What the hell was home? A peanut-butter-and-fluff sandwich in a cabin by a scummy pond? An overcrowded walk-up in the East Village? Someplace with a white picket fence? A kosher-style food emporium on the Upper West Side? Was it a place that stayed the same, no matter how far a person traveled, or was it a place that changed every day?

Bloom's wasn't the same place it had been a year ago, or even yesterday. Casey's apartment had a six-foot-tall lobster in it, where once it had had no lobster. Everything stayed the same in Grandma Ida's apartment-yet she'd been willing to host Julia's wedding there.

Susie shifted plates, napkins and the box around on the desk, hoping to find a unifying concept in the words she'd written last night.

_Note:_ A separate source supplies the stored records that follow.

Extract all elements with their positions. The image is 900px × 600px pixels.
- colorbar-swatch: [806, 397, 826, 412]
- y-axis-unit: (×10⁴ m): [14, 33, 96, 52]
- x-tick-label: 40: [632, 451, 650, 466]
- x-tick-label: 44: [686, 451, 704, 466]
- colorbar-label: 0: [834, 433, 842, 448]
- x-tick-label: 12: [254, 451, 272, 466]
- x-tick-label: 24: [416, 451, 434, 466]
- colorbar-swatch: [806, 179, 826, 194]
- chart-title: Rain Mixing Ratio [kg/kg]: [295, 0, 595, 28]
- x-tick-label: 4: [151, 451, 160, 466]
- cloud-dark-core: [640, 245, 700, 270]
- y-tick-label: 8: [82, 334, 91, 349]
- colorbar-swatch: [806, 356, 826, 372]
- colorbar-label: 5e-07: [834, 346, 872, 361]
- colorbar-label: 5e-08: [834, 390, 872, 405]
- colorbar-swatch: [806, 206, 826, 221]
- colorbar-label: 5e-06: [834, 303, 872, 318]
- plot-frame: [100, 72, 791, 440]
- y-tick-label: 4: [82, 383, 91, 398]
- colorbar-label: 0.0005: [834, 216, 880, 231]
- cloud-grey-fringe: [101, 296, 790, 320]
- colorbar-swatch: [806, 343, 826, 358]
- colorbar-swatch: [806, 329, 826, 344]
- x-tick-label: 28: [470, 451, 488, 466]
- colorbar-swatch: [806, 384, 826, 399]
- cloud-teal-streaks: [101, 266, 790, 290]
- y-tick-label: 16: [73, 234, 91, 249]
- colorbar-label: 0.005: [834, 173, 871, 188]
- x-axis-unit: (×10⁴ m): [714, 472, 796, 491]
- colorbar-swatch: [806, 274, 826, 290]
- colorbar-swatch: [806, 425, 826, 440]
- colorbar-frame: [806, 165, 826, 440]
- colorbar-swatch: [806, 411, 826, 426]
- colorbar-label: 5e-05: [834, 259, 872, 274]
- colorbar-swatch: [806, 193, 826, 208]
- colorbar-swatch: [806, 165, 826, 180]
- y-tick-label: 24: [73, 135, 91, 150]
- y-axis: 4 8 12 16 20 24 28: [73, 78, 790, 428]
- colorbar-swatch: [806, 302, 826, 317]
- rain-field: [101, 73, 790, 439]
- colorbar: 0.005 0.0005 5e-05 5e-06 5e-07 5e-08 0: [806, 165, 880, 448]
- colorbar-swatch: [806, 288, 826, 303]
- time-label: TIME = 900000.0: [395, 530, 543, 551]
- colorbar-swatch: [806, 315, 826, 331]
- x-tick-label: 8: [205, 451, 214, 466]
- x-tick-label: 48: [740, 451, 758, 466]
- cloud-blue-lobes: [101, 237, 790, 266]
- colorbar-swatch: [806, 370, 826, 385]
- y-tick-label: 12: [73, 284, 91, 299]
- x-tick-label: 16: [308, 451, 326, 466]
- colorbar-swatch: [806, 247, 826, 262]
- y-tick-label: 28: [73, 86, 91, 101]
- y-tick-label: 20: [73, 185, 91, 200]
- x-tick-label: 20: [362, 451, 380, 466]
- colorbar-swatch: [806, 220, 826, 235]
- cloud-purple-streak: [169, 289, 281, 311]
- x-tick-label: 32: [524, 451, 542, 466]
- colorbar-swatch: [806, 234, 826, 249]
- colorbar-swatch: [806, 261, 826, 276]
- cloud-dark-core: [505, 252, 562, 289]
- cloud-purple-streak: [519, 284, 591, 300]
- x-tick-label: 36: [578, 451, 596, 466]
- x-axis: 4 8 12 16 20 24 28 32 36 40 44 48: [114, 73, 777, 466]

She was convinced this was the most important poem she'd ever crafted, but she couldn't seem to put it together. Strange that overseeing a meeting with a bunch of Blooms had been easier than overseeing a collection of paper scraps and jottings.

Julia reentered her office alone, her hair windswept and her smile brighter than a halogen bulb. "The roof is fantastic," she said. "Even if it rains, there's plenty of room for a tent. We have to work out the details with the building's management, but if they say it's okay, it'll be a great place to have the wedding."

"Why wouldn't they say it's okay? You own the building."

"It's owned by a family trust," Julia corrected her.

"Same thing." Susie shrugged. She didn't understand the convolutions of the family's assets. She just knew that she got a small check every month that made it possible for her to afford her share of the rent on that third-floor walk-up she wasn't sure qualified as home.